Wracałem idąc długim grzbietem wzgórza póki prowadziła mnie droga. Kiedy znikła wśród traw, a przed sobą widziałem ścianę zarośli, otworzyłem mapę ze zdjęciami satelitarnymi chcąc zobaczyć, którędy najłatwiej będzie przejść; wtedy na ekranie pojawiła się informacja o pasiece w pobliżu. Rozejrzałem się i widząc dom, ruszyłem w dół. Poznałem właściciela Pasieki Miody z Natury, pana Sebastiana Bryka. Dłuższą chwilę rozmawialiśmy; właściciel pokazał mi maszyny do wirowania, opowiedział o sprzedaży swoich produktów sklepom ze zdrową żywnością, o historii firmy i o sposobach rozpoznawania podrabianych miodów. Widziałem baterie słoików przygotowywanych do wysyłki, ekspozycję oferowanych produktów, stos ramek do uli (nie pamiętam, jak się fachowo nazywają), czytałem etykiety ze szczegółowymi opisami rodzajów miodów, zwróciłem też uwagę na porządek w pomieszczeniach. To wszystko zrobiło na mnie duże wrażenie. Miód wąchałem, tak najłatwiej sprawdzić mi jego jakość, w rezultacie pożegnałem gospodarza dźwigając trzy słoiki. Po powrocie do hotelu miód spróbowałem i… kilka dni później, będąc w pobliżu, dokupiłem jeszcze trzy słoiki, a w nich rzadko spotykany miód ze spadzi iglastej. Wszystkie po 40 zł za litr, czyli za 1,2 kg, więc istotnie taniej niż w sklepach. Ponieważ dostałem od pszczelarza półlitrowy słoik miodu gratis, a od kolegi duży słoik jako prezent, do domu zawiozłem blisko 8 litrów miodu! Mniejszy słoik, ten gratisowy, otworzył syn; miód tak mu posmakował, że teraz, po paru dniach od powrotu do domu, połowy już nie ma. Myślę jednak, że do jesieni miodów nam wystarczy.

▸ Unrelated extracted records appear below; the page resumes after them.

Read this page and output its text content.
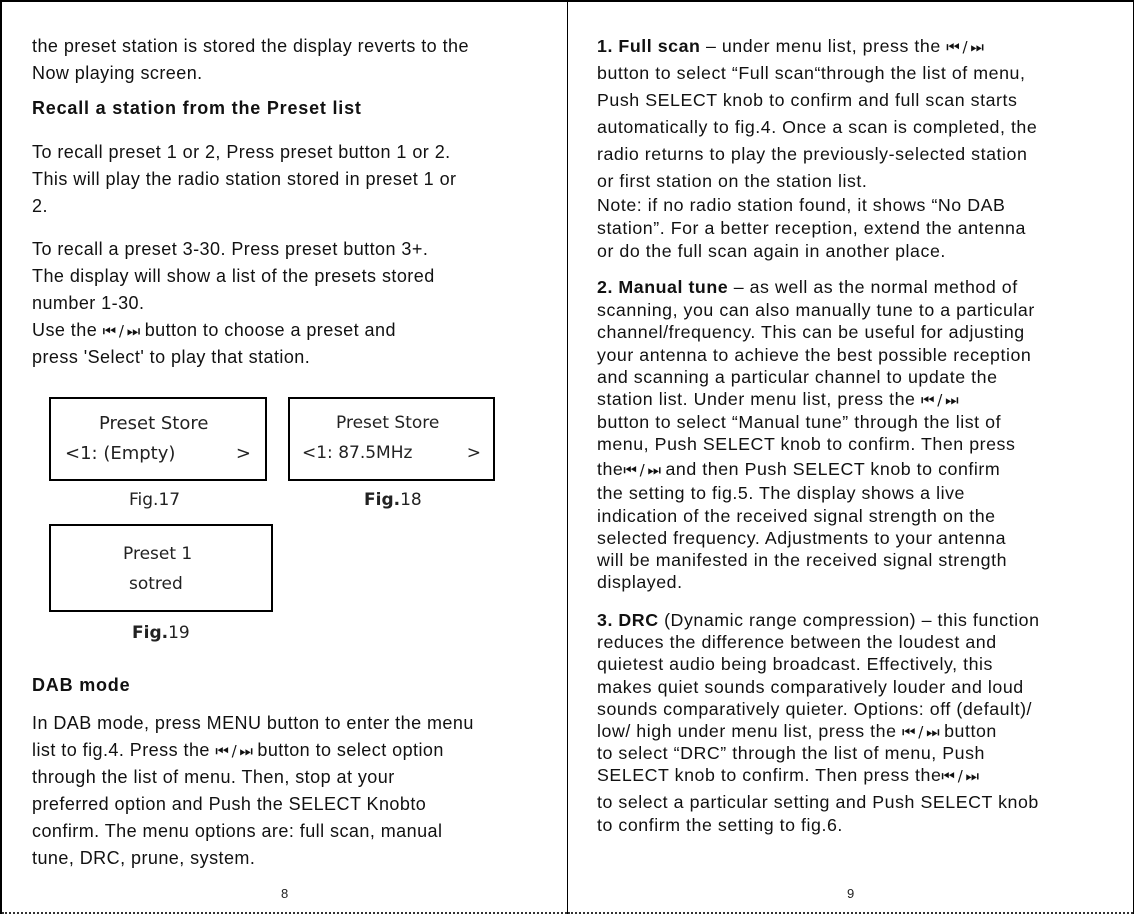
the preset station is stored the display reverts to the
Now playing screen.
Recall a station from the Preset list
To recall preset 1 or 2, Press preset button 1 or 2.
This will play the radio station stored in preset 1 or
2.
To recall a preset 3-30. Press preset button 3+.
The display will show a list of the presets stored
number 1-30.
Use the ⏮ / ⏭ button to choose a preset and
press 'Select' to play that station.
Preset Store
<1: (Empty)	>
Fig.17
Preset Store
<1: 87.5MHz	>
Fig.18
Preset 1
sotred
Fig.19
DAB mode
In DAB mode, press MENU button to enter the menu
list to fig.4. Press the ⏮ / ⏭ button to select option
through the list of menu. Then, stop at your
preferred option and Push the SELECT Knobto
confirm. The menu options are: full scan, manual
tune, DRC, prune, system.
8
1. Full scan – under menu list, press the ⏮ / ⏭
button to select “Full scan“through the list of menu,
Push SELECT knob to confirm and full scan starts
automatically to fig.4. Once a scan is completed, the
radio returns to play the previously-selected station
or first station on the station list.
Note: if no radio station found, it shows “No DAB
station”. For a better reception, extend the antenna
or do the full scan again in another place.
2. Manual tune – as well as the normal method of
scanning, you can also manually tune to a particular
channel/frequency. This can be useful for adjusting
your antenna to achieve the best possible reception
and scanning a particular channel to update the
station list. Under menu list, press the ⏮ / ⏭
button to select “Manual tune” through the list of
menu, Push SELECT knob to confirm. Then press
the⏮ / ⏭ and then Push SELECT knob to confirm
the setting to fig.5. The display shows a live
indication of the received signal strength on the
selected frequency. Adjustments to your antenna
will be manifested in the received signal strength
displayed.
3. DRC (Dynamic range compression) – this function
reduces the difference between the loudest and
quietest audio being broadcast. Effectively, this
makes quiet sounds comparatively louder and loud
sounds comparatively quieter. Options: off (default)/
low/ high under menu list, press the ⏮ / ⏭ button
to select “DRC” through the list of menu, Push
SELECT knob to confirm. Then press the⏮ / ⏭
to select a particular setting and Push SELECT knob
to confirm the setting to fig.6.
9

Tutaj poznacie pasiekę i jej ofertę.

PS

Nie pomyślałem by zapytać pszczelarza o sposób korzystania z nabieraka do miodu.

Uważam ten przyrząd za najmniej nadający się do nabierania miodu z wszystkich możliwych do zrobienia i wyobrażenia; jest dokładnym zaprzeczeniem funkcji, do której został (jakoby) zaprojektowany. Chętnie poznałbym argumenty zwolenników używania tego dziwadła. Dodam jeszcze, że u pana Sebastiana dostałem drewniany płaski patyczek abym mógł nabrać miód do posmakowania.



Obrazki ze szlaku



Widziałem wiele polnych kwiatów jednoznacznie kojarzonych z Roztoczem, a okazało się, że rosną i tutaj :-) Na zdjęciach przytulia pospolita i gwiazdnica trawiasta. Dziurawca widziałem wszędzie. Pospolita roślina, to prawda, ale jej intensywnie żółte kwiaty będę wspominał zimą, wędrując smutnymi płowymi łąkami.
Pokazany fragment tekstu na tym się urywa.